MH17: Dutch and Australian experts in fresh attempt to reach crash site
Dutch and Australian police will make a fresh attempt to reach the crash site of Malaysia Airlines flight MH17 in insurgent-held east Ukraine on Monday, after heavy fighting nearby scuppered their previous efforts.
The continuing unrest has also led Dutch authorities, who are leading the inquiry into the crash that killed all 298 on board, to conclude that it was unrealistic to send an armed mission to secure the site.
Amid international recriminations over the chaos on the ground blocking access to the site, both sides in Ukraine’s war blamed each other, with Kyiv accusing the rebels of destroying evidence and the insurgents saying Ukraine’s army was targeting civilians.

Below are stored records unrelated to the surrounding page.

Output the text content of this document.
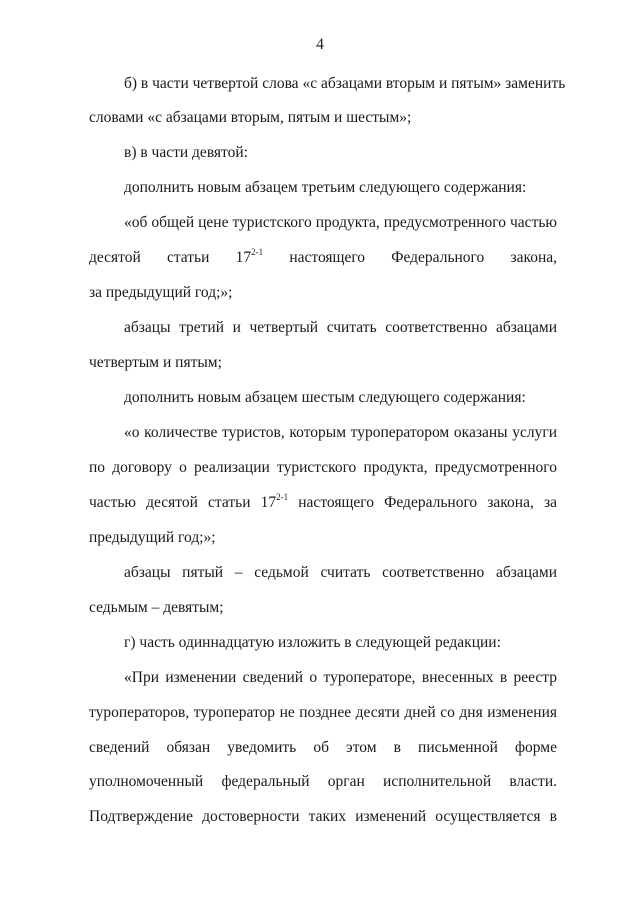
4
б) в части четвертой слова «с абзацами вторым и пятым» заменить
словами «с абзацами вторым, пятым и шестым»;
в) в части девятой:
дополнить новым абзацем третьим следующего содержания:
«об общей цене туристского продукта, предусмотренного частью
десятой статьи 17$^{2-1}$ настоящего Федерального закона,
за предыдущий год;»;
абзацы третий и четвертый считать соответственно абзацами
четвертым и пятым;
дополнить новым абзацем шестым следующего содержания:
«о количестве туристов, которым туроператором оказаны услуги
по договору о реализации туристского продукта, предусмотренного
частью десятой статьи 17$^{2-1}$ настоящего Федерального закона, за
предыдущий год;»;
абзацы пятый – седьмой считать соответственно абзацами
седьмым – девятым;
г) часть одиннадцатую изложить в следующей редакции:
«При изменении сведений о туроператоре, внесенных в реестр
туроператоров, туроператор не позднее десяти дней со дня изменения
сведений обязан уведомить об этом в письменной форме
уполномоченный федеральный орган исполнительной власти.
Подтверждение достоверности таких изменений осуществляется в
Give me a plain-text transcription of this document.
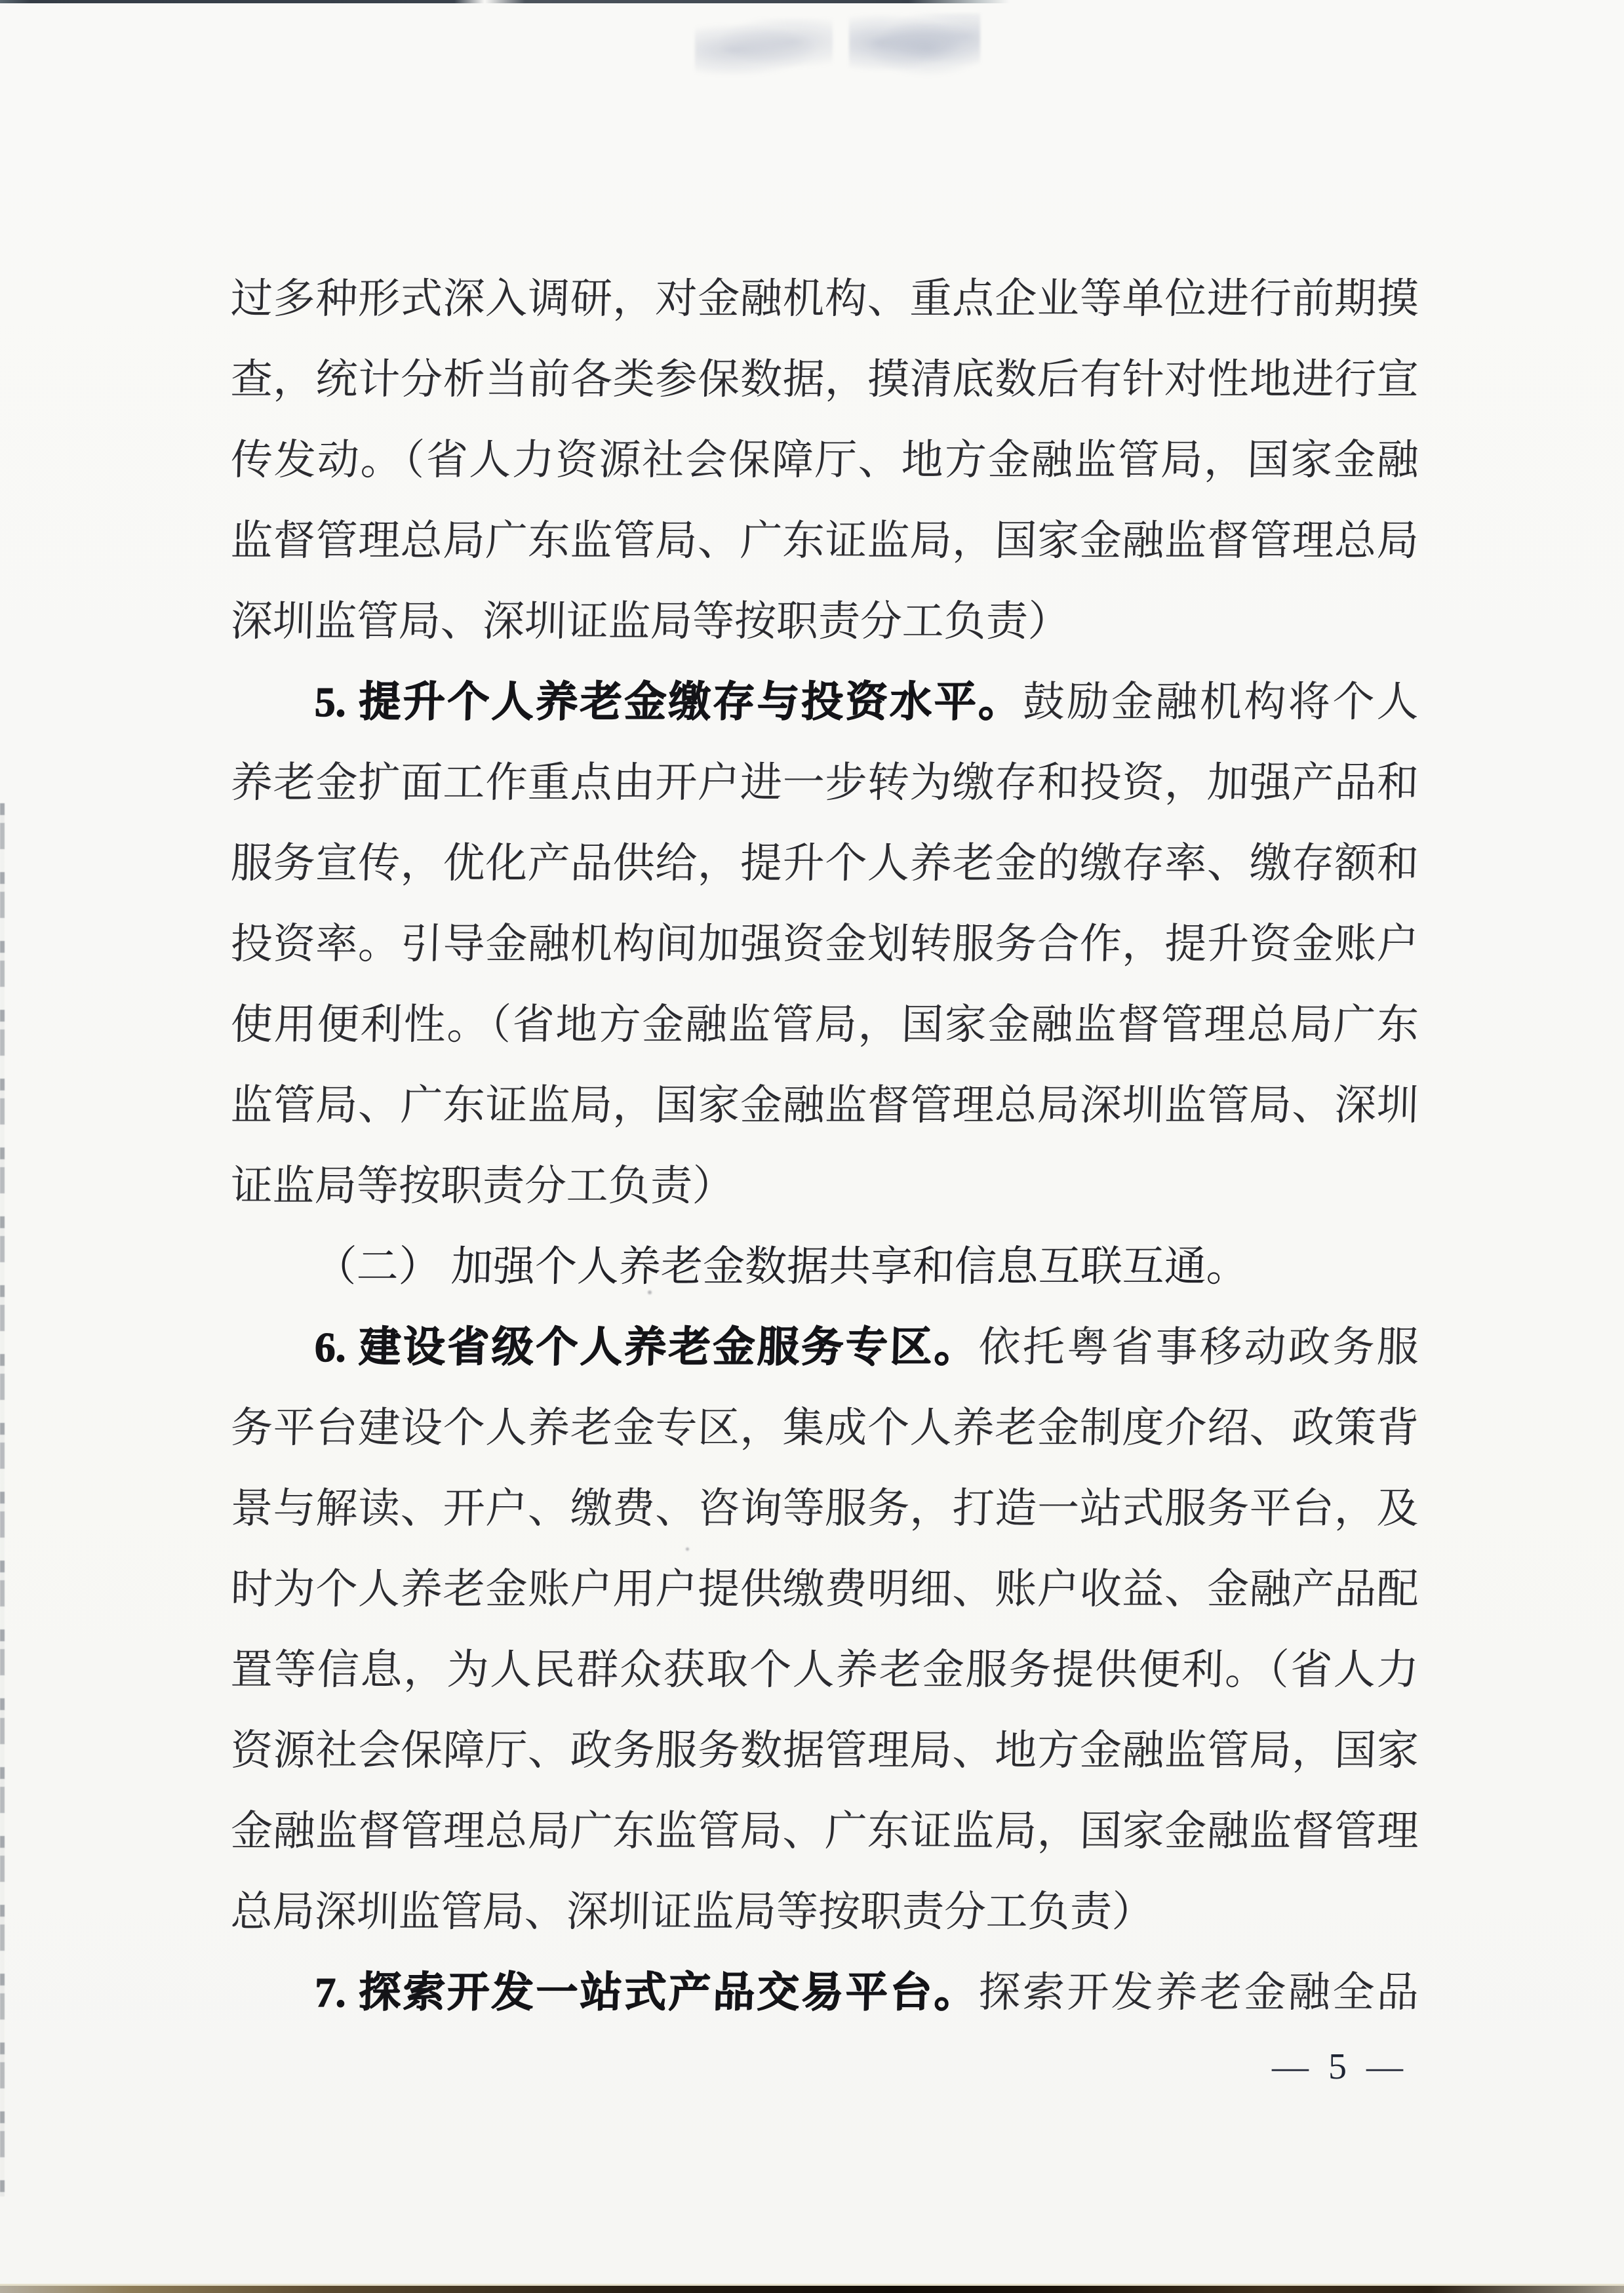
过多种形式深入调研，对金融机构、重点企业等单位进行前期摸
查，统计分析当前各类参保数据，摸清底数后有针对性地进行宣
传发动。（省人力资源社会保障厅、地方金融监管局，国家金融
监督管理总局广东监管局、广东证监局，国家金融监督管理总局
深圳监管局、深圳证监局等按职责分工负责）
5. 提升个人养老金缴存与投资水平。鼓励金融机构将个人
养老金扩面工作重点由开户进一步转为缴存和投资，加强产品和
服务宣传，优化产品供给，提升个人养老金的缴存率、缴存额和
投资率。引导金融机构间加强资金划转服务合作，提升资金账户
使用便利性。（省地方金融监管局，国家金融监督管理总局广东
监管局、广东证监局，国家金融监督管理总局深圳监管局、深圳
证监局等按职责分工负责）
（二） 加强个人养老金数据共享和信息互联互通。
6. 建设省级个人养老金服务专区。依托粤省事移动政务服
务平台建设个人养老金专区，集成个人养老金制度介绍、政策背
景与解读、开户、缴费、咨询等服务，打造一站式服务平台，及
时为个人养老金账户用户提供缴费明细、账户收益、金融产品配
置等信息，为人民群众获取个人养老金服务提供便利。（省人力
资源社会保障厅、政务服务数据管理局、地方金融监管局，国家
金融监督管理总局广东监管局、广东证监局，国家金融监督管理
总局深圳监管局、深圳证监局等按职责分工负责）
7. 探索开发一站式产品交易平台。探索开发养老金融全品
— 5 —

Authorities in Luhansk said on Monday that five people were killed and 15 injured in overnight artillery strikes. Three were killed in Donetsk as a result of clashes, the city’s government said.
Washington released new photographs to bolster its claim that Russia – blamed by the west for stoking the insurgency by supplying arms including the missile that allegedly shot down MH17 – was taking a direct role in the conflict by firing into Ukraine.
Meanwhile, Russia demanded that the US “stop hindering” the work of monitors trying to check the situation on the ground.
The only point both sides appeared to agree on was the need for a ceasefire in east Ukraine, according to the Russian foreign ministry.
After days of preparing a joint armed force with Australia to secure the crash site, the Netherlands on Sunday dropped plans to deploy the officers over fears of being dragged into the conflict.
“Getting the military upper hand for an international mission in this area is … not realistic,” said the Dutch prime minister, Mark Rutte. The country lost 193 citizens in the disaster.
“We concluded with our international partners that there’s a real risk of such an international military mission becoming directly involved in the conflict in Ukraine,” Rutte said.
An unarmed team of Dutch and Australian officers was forced to drop its plans to visit the site on Sunday as heavy bombardments rocked towns close to the site, where the remains of some of the victims still lie.
The Dutch foreign minister, Frans Timmermans, and his Australian counterpart, Julie Bishop, arrived in Kyiv on Sunday to secure the agreement of the Ukrainian parliament over the police deployment.
So far, investigators have visited the site only sporadically because of security concerns, even though both Kyiv forces and pro-Russian separatists had earlier called a truce in the immediate area around the site.
“Both sides have made assurances for the past 24 hours. There’s been very intensive planning,” said Michael Bociurkiw, spokesman for the Organisation for Security and Cooperation in Europe (OSCE) monitoring mission in Ukraine, before the team was due to set off for the crash site.
“We’re aware that our time on the ground may be limited,” he added.
Fighting continued overnight close to the crash site, with shelling heard in separatist bastion Donetsk, a city of 1 million people 40 miles (60km) away, which has been serving as a base for international monitors and journalists who are travelling regularly to the crash site.
An AFP reporter said bursts of gunfire also rang out in the centre of the city on Monday morning.
Local authorities in the second main rebel stronghold of Luhansk said five civilians were killed and 15 were injured after “constant firing” over the past 24 hours.
In Brussels, the EU is drafting tougher measures against Russia.
Sanctions targeting economic sectors including an arms embargo are being considered. On Tuesday, the EU is expected to unveil more names of individuals and entities sanctioned.
Moscow has blasted the move as “irresponsible”, and warned that it jeopardised cooperation on security issues.
About 1,000 people have been killed during the conflict, and the United Nations estimates that 230,000 have fled their homes.
The Red Cross has said the country was in a state of civil war – a classification that would make parties in the conflict liable to prosecution for war crimes.